Ramiro vagaba por la casa como atontado, presa de extraños remordimientos y de furias súbitas. Una tarde llegó a decir a su cuñada:
—Pero es que esta Rosa no hace nada por vivir; se le ha metido en la cabeza que tiene que morirse y ¡es claro!, se morirá. ¿Por qué no le animas y le convences a que viva?
—Eso tú, hijo; tú, su marido. Si tú no le infundes apetito de vivir, ¿quién va a infundírselo? Porque sí, no es lo peor lo débil y exangüe que está; lo peor es que no piensa sino en morirse. Ya ves, hasta los chicos la cansan pronto. Y apenas si pregunta por las cosas del alma.

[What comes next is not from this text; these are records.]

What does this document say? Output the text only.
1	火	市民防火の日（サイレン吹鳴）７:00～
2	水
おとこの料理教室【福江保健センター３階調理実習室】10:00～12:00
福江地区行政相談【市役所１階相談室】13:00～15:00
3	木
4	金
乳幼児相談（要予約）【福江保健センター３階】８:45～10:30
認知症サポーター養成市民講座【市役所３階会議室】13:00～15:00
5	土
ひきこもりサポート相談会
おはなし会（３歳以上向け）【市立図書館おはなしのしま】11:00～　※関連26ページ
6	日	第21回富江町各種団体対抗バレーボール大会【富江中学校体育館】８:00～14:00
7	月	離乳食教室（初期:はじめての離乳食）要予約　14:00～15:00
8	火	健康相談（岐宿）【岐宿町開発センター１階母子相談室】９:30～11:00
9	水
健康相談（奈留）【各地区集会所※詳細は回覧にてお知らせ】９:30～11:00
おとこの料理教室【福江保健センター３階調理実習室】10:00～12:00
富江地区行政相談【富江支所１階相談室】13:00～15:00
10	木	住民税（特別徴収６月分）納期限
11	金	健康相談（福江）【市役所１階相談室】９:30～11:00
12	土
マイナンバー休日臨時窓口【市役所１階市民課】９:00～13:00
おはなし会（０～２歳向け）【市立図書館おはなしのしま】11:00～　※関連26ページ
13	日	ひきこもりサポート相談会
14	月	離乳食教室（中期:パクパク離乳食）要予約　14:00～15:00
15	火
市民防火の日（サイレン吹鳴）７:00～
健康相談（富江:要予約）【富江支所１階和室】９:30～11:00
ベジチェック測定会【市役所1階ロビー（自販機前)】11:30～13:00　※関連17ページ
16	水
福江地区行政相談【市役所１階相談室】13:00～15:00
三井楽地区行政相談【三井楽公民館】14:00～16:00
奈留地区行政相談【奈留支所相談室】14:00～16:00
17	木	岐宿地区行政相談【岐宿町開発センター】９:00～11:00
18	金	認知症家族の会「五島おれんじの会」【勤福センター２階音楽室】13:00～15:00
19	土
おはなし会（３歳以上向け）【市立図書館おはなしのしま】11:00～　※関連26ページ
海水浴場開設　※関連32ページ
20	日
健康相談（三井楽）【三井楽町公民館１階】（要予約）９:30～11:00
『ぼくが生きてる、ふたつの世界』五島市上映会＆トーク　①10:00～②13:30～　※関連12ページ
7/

Y era que la pobre Rosa vivía como en sueños, en un constante mareo, viéndolo todo como a través de una niebla.
Una tarde llamó a solas a su hermana y en frases entrecortadas, con un hilito de voz febril, le dijo cogiéndole la mano:
—Mira, Tula, yo me muero y me muero sin remedio. Ahí te dejo mis hijos, los pedazos de mi corazón, y ahí te dejo a Ramiro, que es como otro hijo. Créeme que es otro niño, un niño grande y antojadizo, pero bueno, más bueno que el pan. No me ha dado ni un solo disgusto.